Eventually, they had a baby boy with blue eyes and blonde hair just like John. Pam’s family was complete, and Baby Jack was the apple of here eye. He was perfect in every way — except for his colic which made him cry and cry as Pam would rock him and rub his back. But what really calmed this baby down was warm baths — he loved them!

One day, John came home early. And he had a surprise for Pam. Although it was inexpensive, only around 80 bucks, it was precisely what the couple needed — a new high. The gift was black tar heroin and gave them the hit they were looking for after oxy and coke lost their lustre.

John tied his belt around Pam’s upper arm. The syringe was full, and he interested the needle into her vein and pushed. The rush was on. Pink clouds danced along side of puppies, kitties, unicorns and cotton candy. And life became painless.

Pam’s memories of her mother screaming, “Come home, you don’t know what you’re doing! You’re damned to hell,” her father’s rejection of her, the taunts, the damnation, the screams were all gone.

Pam was comfortably numb and free.
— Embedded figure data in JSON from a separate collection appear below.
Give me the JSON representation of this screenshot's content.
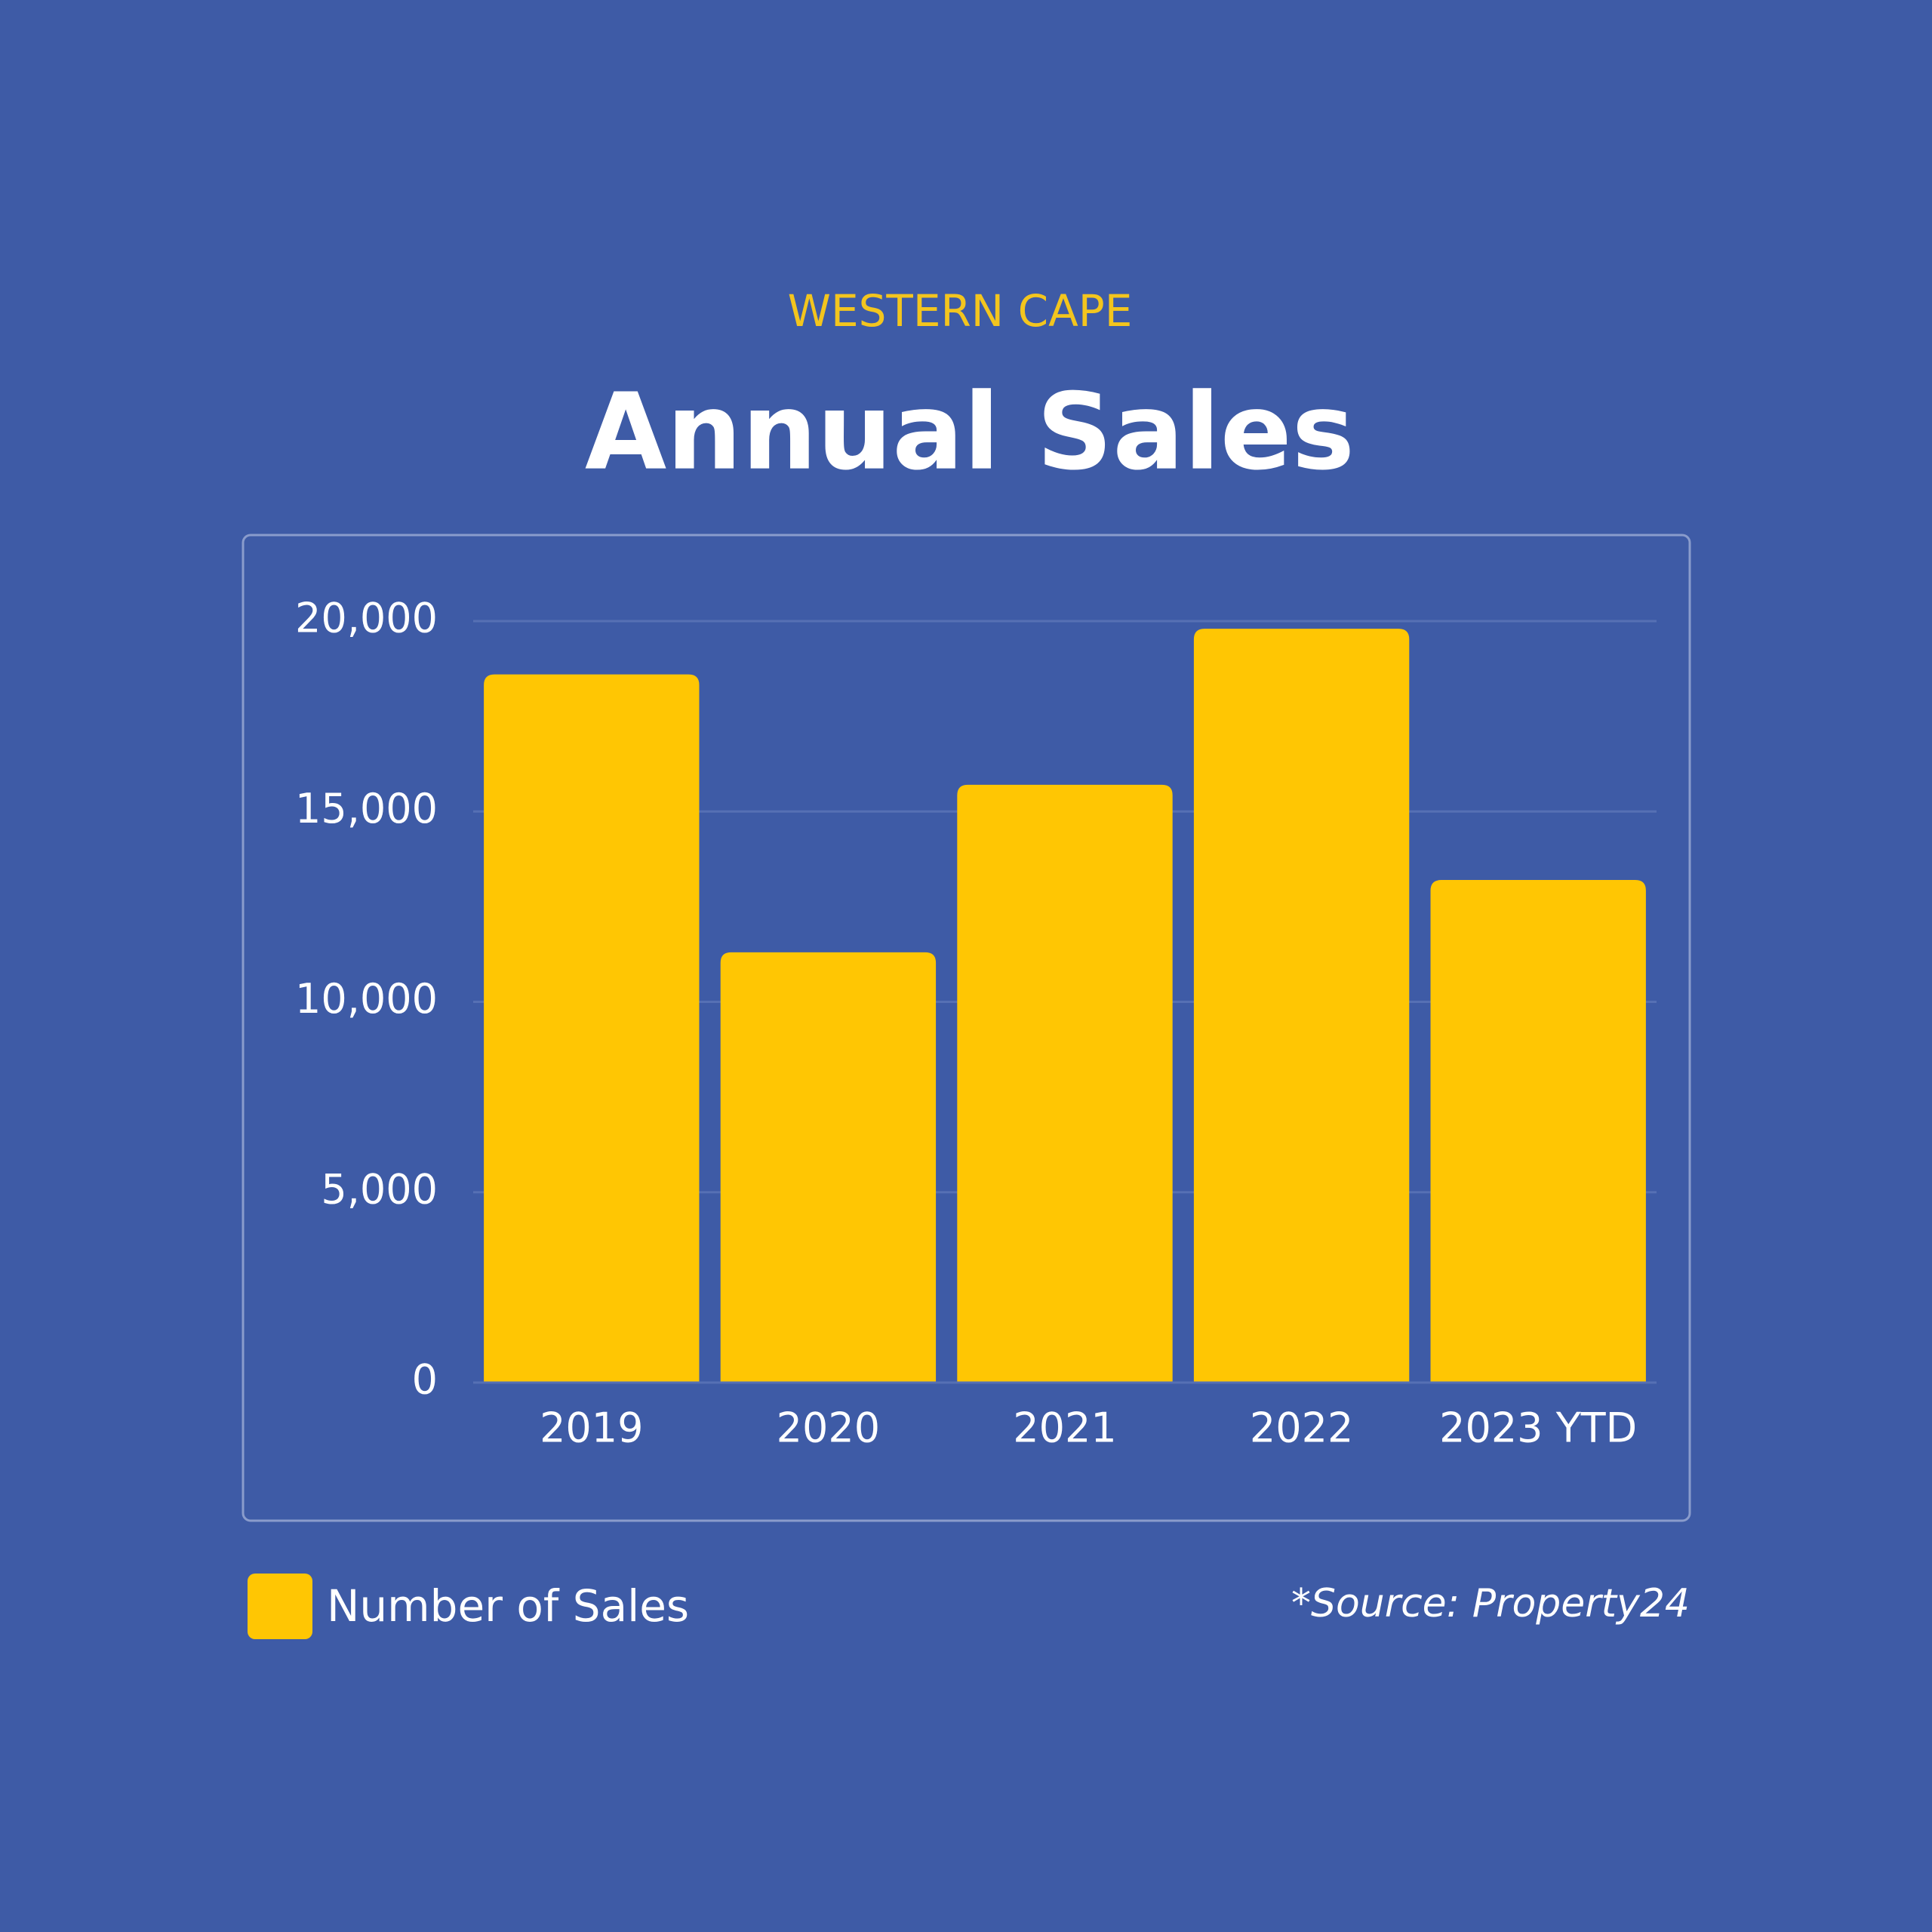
{
  "chart_data": {
    "type": "bar",
    "subtitle": "WESTERN CAPE",
    "title": "Annual Sales",
    "categories": [
      "2019",
      "2020",
      "2021",
      "2022",
      "2023 YTD"
    ],
    "series": [
      {
        "name": "Number of Sales",
        "color": "#ffc603",
        "values": [
          18600,
          11300,
          15700,
          19800,
          13200
        ]
      }
    ],
    "ylim": [
      0,
      20000
    ],
    "yticks": [
      0,
      {
        "value": 5000,
        "label": "5,000"
      },
      {
        "value": 10000,
        "label": "10,000"
      },
      {
        "value": 15000,
        "label": "15,000"
      },
      {
        "value": 20000,
        "label": "20,000"
      }
    ],
    "grid": true,
    "legend": "bottom-left",
    "source": "*Source: Property24"
  }
}
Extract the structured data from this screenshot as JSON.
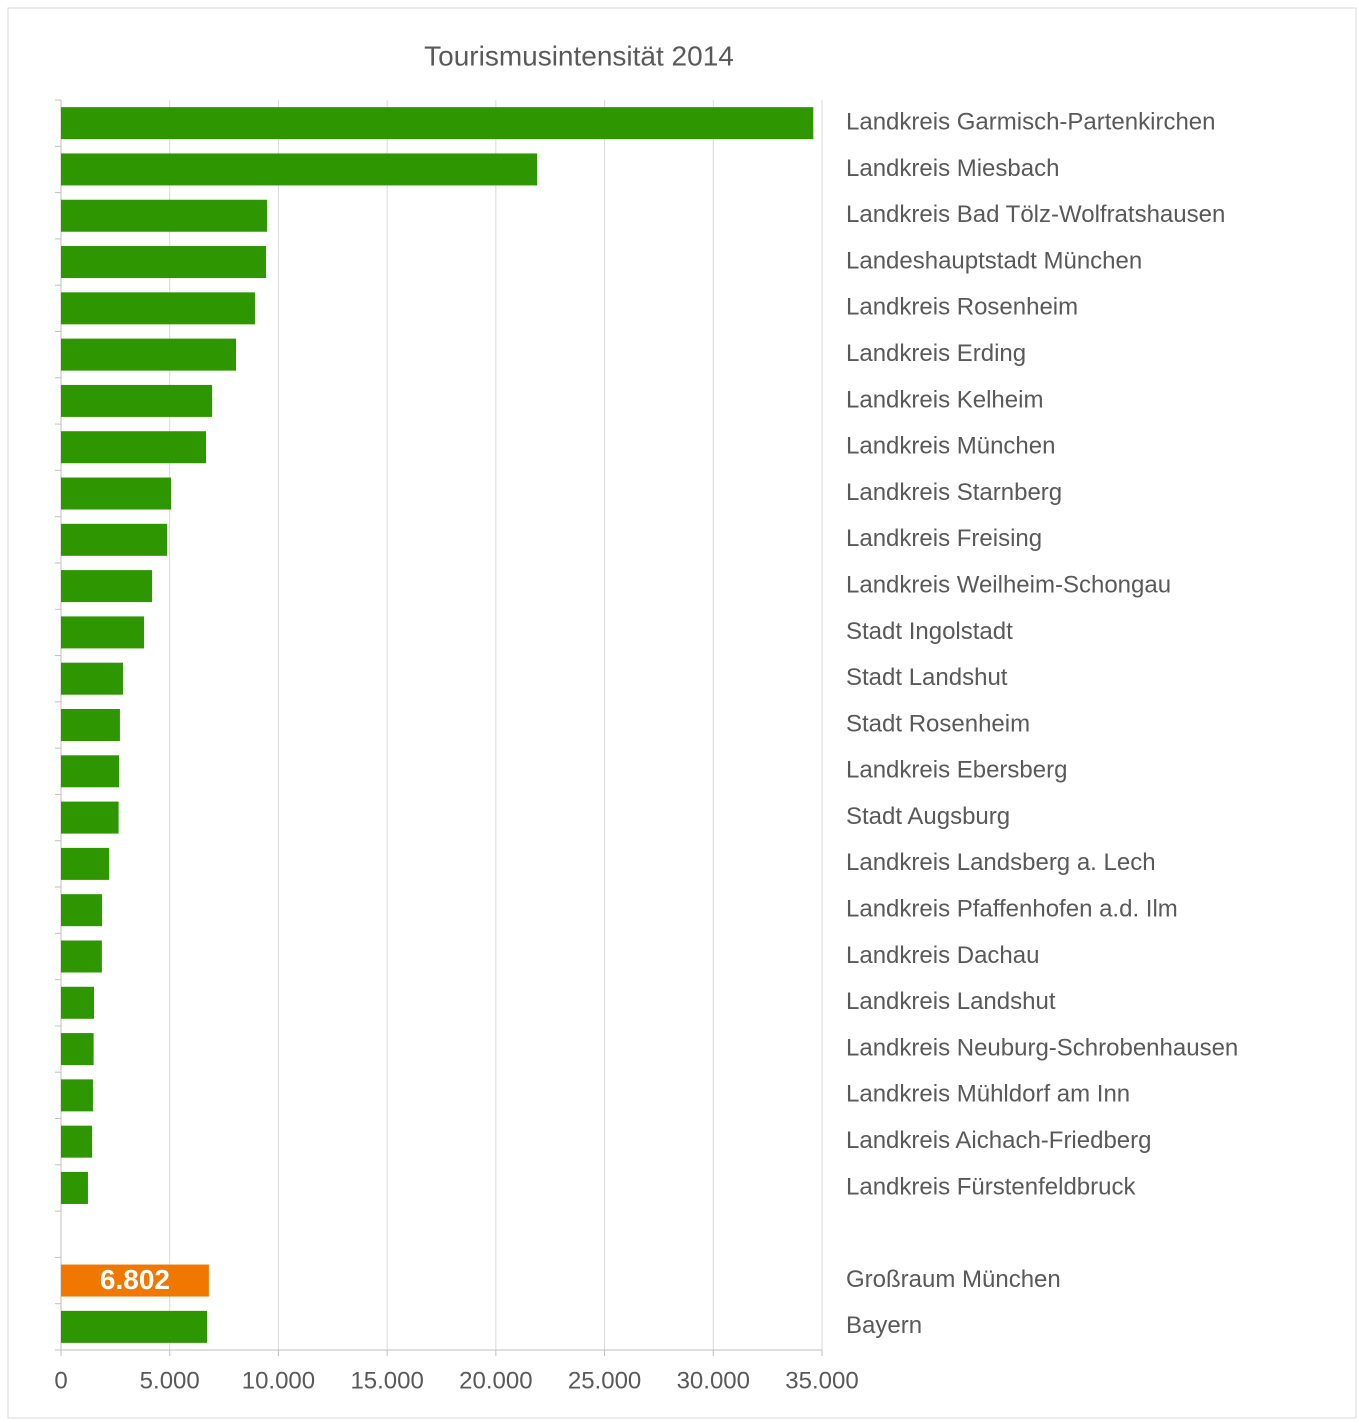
{
  "chart_data": {
    "type": "barh",
    "title": "Tourismusintensität 2014",
    "categories": [
      "Landkreis Garmisch-Partenkirchen",
      "Landkreis Miesbach",
      "Landkreis Bad Tölz-Wolfratshausen",
      "Landeshauptstadt München",
      "Landkreis Rosenheim",
      "Landkreis Erding",
      "Landkreis Kelheim",
      "Landkreis München",
      "Landkreis Starnberg",
      "Landkreis Freising",
      "Landkreis Weilheim-Schongau",
      "Stadt Ingolstadt",
      "Stadt Landshut",
      "Stadt Rosenheim",
      "Landkreis Ebersberg",
      "Stadt Augsburg",
      "Landkreis Landsberg a. Lech",
      "Landkreis Pfaffenhofen a.d. Ilm",
      "Landkreis Dachau",
      "Landkreis Landshut",
      "Landkreis Neuburg-Schrobenhausen",
      "Landkreis Mühldorf am Inn",
      "Landkreis Aichach-Friedberg",
      "Landkreis Fürstenfeldbruck",
      null,
      "Großraum München",
      "Bayern"
    ],
    "values": [
      34600,
      21900,
      9480,
      9430,
      8920,
      8050,
      6950,
      6670,
      5060,
      4880,
      4190,
      3820,
      2850,
      2710,
      2670,
      2650,
      2210,
      1890,
      1880,
      1520,
      1500,
      1470,
      1430,
      1240,
      null,
      6802,
      6720
    ],
    "value_labels": [
      null,
      null,
      null,
      null,
      null,
      null,
      null,
      null,
      null,
      null,
      null,
      null,
      null,
      null,
      null,
      null,
      null,
      null,
      null,
      null,
      null,
      null,
      null,
      null,
      null,
      "6.802",
      null
    ],
    "colors": [
      "#2e9600",
      "#2e9600",
      "#2e9600",
      "#2e9600",
      "#2e9600",
      "#2e9600",
      "#2e9600",
      "#2e9600",
      "#2e9600",
      "#2e9600",
      "#2e9600",
      "#2e9600",
      "#2e9600",
      "#2e9600",
      "#2e9600",
      "#2e9600",
      "#2e9600",
      "#2e9600",
      "#2e9600",
      "#2e9600",
      "#2e9600",
      "#2e9600",
      "#2e9600",
      "#2e9600",
      null,
      "#f07800",
      "#2e9600"
    ],
    "xlim": [
      0,
      35000
    ],
    "xticks": [
      0,
      {
        "value": 5000,
        "label": "5.000"
      },
      {
        "value": 10000,
        "label": "10.000"
      },
      {
        "value": 15000,
        "label": "15.000"
      },
      {
        "value": 20000,
        "label": "20.000"
      },
      {
        "value": 25000,
        "label": "25.000"
      },
      {
        "value": 30000,
        "label": "30.000"
      },
      {
        "value": 35000,
        "label": "35.000"
      }
    ],
    "grid": true
  }
}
It was pure euphoria.

Her head flopped down as she fell into the abyss.

She couldn’t wait to have more, she was rapacious and desperate for that feeling. But she knew she couldn’t keep doing this. Pam stopped eating and taking care of herself. Jack ran around in dirty diapers, and John came home later and later — Pam’s life was spinning out of control.

In a lucid moment, Pam knew she had to stop. Heroin took over her mind and body. So, she stopped using — cold turkey. She told herself that she could do it without help. 18 hours later, without the drug in her body, she started to sweat profusely, her body shook, her muscles ached, her legs were restless and the stomach cramps and vomiting were excruciating.

She wanted to feel good … to be normal. She just wanted the pain to go away. And her son just wanted to be held, to be fed. So he cried and cried.

Pam needed to fix this — to fix everything.

She knew she could calm Jack with a warm bath. So she put him in his baby seat, placed him in the bathtub, poured in bubbles, and turned the faucet on as she sat on the toilet seat and tightened up her belt. She injected deep into her vein and watched the bubbles rise … those beautiful bubbles.

John was out of town. He tried calling multiple times, and Pam wouldn’t answer.

When the police arrived, the door was locked, and they tore it down.

After two weeks, Pam roused but didn’t know where she was. She was in a strange bed in a strange place with a voice hoarse from an endotracheal tube.

She squeezed my hand and asked where she was.

I told her she was in the intensive care unit.

She didn’t remember a thing.

How do I tell her that she stopped breathing? How do I tell her that CPR was started on her? How do I tell her that she had a needle sticking out of her arm? How do I tell her that her bathtub water was overflowing onto the floor?

How do I tell her that her little boy is dead? How do I tell her that he drowned in the tub while his mommy shot up?